Fanny Kemble, the new hope of one of London’s most important theatrical families, was at the height of her acting career when she retired to wed a Georgia planter, “the second largest slave owner in Georgia”, as Catherine Clinton ceaselessly repeats in her lucklaster and superficial biography of Kemble, Fanny Kemble’s Civil Wars. I am not sure why Oxford University press bothered with this book, which doesn’t really seem to add much to what is already a significant literature on the Kembles. I haven’t read other biographies of Fanny, but maybe the way in which this one differs is giving equal weight to the different phases of her life: playwright, actress, public lecturer, abolitionist author, social commentator, and so on.
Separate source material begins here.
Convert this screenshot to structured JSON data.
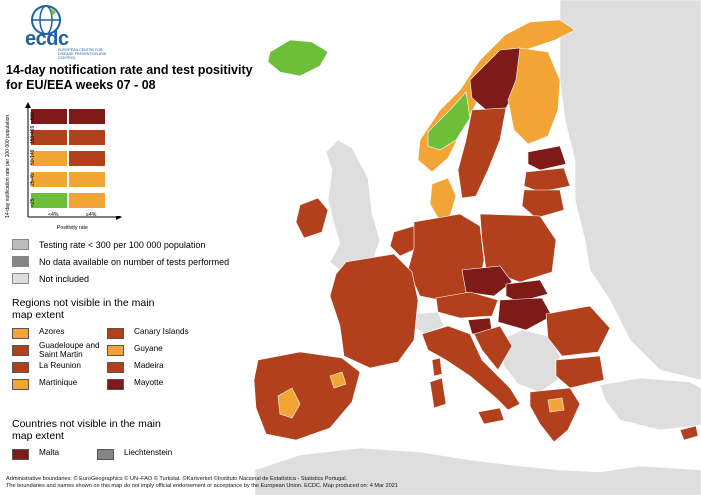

One of the most irritating weaknesses Clinton shows is typical of biographies of actors. There is a tendency in writing about actors to assume that their unique gift came with a prise, usually madness. Whether it is Booth (both Edwin and John Wilks) or Artaud, they were all isane as well as insanely talented. And when they belong to a family of actors (like the Kembles and the Booths) this fallacy becomes a hereditary trait.
Kemble’s journals and memoirs (of which there are MANY) might be flowed by self-indulgence and selective memory, but I’d much rather read them than Clinton’s more careful (and less entertaining) narrative.